在薄荷味棒棒糖进入口腔的那瞬间,灰原哀的脑子里面也在疯狂的质问着自己是疯了吗?竟然在看到那双真挚的眼睛时就真的接过了棒棒糖,明明他也有可能是组织成员的,她……
好像没那么害怕了?
这才发现她的情绪稳定许多的灰原哀很错愕,她的身体不抖了。
看到她的情况转好,蓝波把剩下的两根棒棒糖也一并的递过去:“都给你吧。”
虽然没有洁癖,但确实不太想把进了嘴里面的棒棒糖再保存下来的灰原哀想要研究棒棒糖的成分,她有些犹豫。
看出她犹豫原因的蓝波道:“我已经不再需要它了。”
不再需要?也就是说让他已经克服了害怕?还是说……让他感到害怕的东西已经不存在了?
但无论是哪种都足够让江户川柯南对他警惕。
他的求救信号已经发出了,现在要做的就是拖延到人赶来这里!
明确自己现在要做的是什么的江户川柯南捂着肚子突然地叫起来。
“柯南,你怎么了?”听到他叫喊声的毛利兰立刻问。
“小兰姐姐,我肚子疼,想要去洗手间。”
不等毛利兰回答,他就一溜烟的奔着店内的洗手间方向跑过去。
在洗手间的门口摆放着很大的绿植,绿植的后面摆放着一排的桌椅,他只要从这里挡住身形,谁也不知道他有没有真的进去。
灵巧矫健的江户川柯南很快地就在桌子地下面来到了售卖冰淇淋的柜台那里。
报案人仍在不忿的说着他没有作案可能,躲在桌子底下的江户川柯南找准角度的对着毛利小五郎的脖颈那里射出麻醉针。
目暮警官也觉着毛利老弟的推理漏洞百出,正在头疼不知道该怎么办的时候就看到他摇摇晃晃的后退着。

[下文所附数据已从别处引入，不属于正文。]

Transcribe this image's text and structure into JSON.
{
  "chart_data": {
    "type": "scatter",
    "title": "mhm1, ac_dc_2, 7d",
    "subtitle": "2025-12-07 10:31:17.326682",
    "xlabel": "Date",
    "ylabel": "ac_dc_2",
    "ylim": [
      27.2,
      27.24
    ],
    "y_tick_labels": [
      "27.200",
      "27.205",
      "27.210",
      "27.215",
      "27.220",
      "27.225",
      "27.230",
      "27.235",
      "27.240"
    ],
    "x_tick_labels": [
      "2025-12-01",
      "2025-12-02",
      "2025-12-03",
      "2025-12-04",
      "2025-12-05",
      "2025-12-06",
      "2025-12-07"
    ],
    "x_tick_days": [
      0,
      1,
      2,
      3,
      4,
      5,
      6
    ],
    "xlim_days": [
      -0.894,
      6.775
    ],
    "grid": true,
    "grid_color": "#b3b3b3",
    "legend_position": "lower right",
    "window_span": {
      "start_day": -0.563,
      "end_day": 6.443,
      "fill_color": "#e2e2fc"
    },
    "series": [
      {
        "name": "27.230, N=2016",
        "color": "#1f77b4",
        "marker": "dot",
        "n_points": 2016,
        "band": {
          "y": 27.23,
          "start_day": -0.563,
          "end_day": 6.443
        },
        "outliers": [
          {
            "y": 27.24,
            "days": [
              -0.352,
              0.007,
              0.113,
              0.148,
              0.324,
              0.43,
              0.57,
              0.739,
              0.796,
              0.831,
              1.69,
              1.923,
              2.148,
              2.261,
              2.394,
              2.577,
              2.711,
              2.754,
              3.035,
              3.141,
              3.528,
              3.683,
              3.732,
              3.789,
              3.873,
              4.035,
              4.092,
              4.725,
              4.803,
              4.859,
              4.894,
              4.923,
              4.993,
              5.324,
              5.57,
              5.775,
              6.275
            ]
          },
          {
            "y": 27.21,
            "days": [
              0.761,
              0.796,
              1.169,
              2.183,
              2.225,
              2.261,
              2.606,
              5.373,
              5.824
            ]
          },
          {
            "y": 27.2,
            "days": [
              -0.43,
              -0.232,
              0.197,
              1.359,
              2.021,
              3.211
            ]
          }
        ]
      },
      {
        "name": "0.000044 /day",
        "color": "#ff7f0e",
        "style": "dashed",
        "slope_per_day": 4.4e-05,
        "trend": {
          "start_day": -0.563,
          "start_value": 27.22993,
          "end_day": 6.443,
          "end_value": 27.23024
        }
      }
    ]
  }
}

“来了!真正的毛利老弟的推理开始了。”目暮警官脸上总算有了笑容。
虽然已经看过无数次,但每次都会震撼的高木涉还是准备把这次毛利先生推理的内容全部记在笔记上。
“反正我没做过的事我是绝对不可能承认的!而且我也有人能证明在老板被杀的时候不在场证明啊!”
沉睡的毛利小五郎声音跟清醒时的轻浮不同,这会儿声音低沉的他让人听着就很可靠:“你的手上是蛋白粉的脂料吧?”
不知道他为什么会突然说这个的报案人:“我在蛋糕店工作,手上有这东西有什么稀奇的?”
“既然是从事蛋糕行业的你,为什么又能准确的知道老板被害的时间?明日香小姐可没有说出他的具体死亡时间,还是你准备说自己也是跟明日香小姐他们乘坐的一架飞机?”
他的话让报案人的身体都僵住了。
全程都在记录笔记的高木涉立刻把页面往回翻,对着目暮警官点头:“刚才明日香小姐确实没有说出具体的死亡时间。”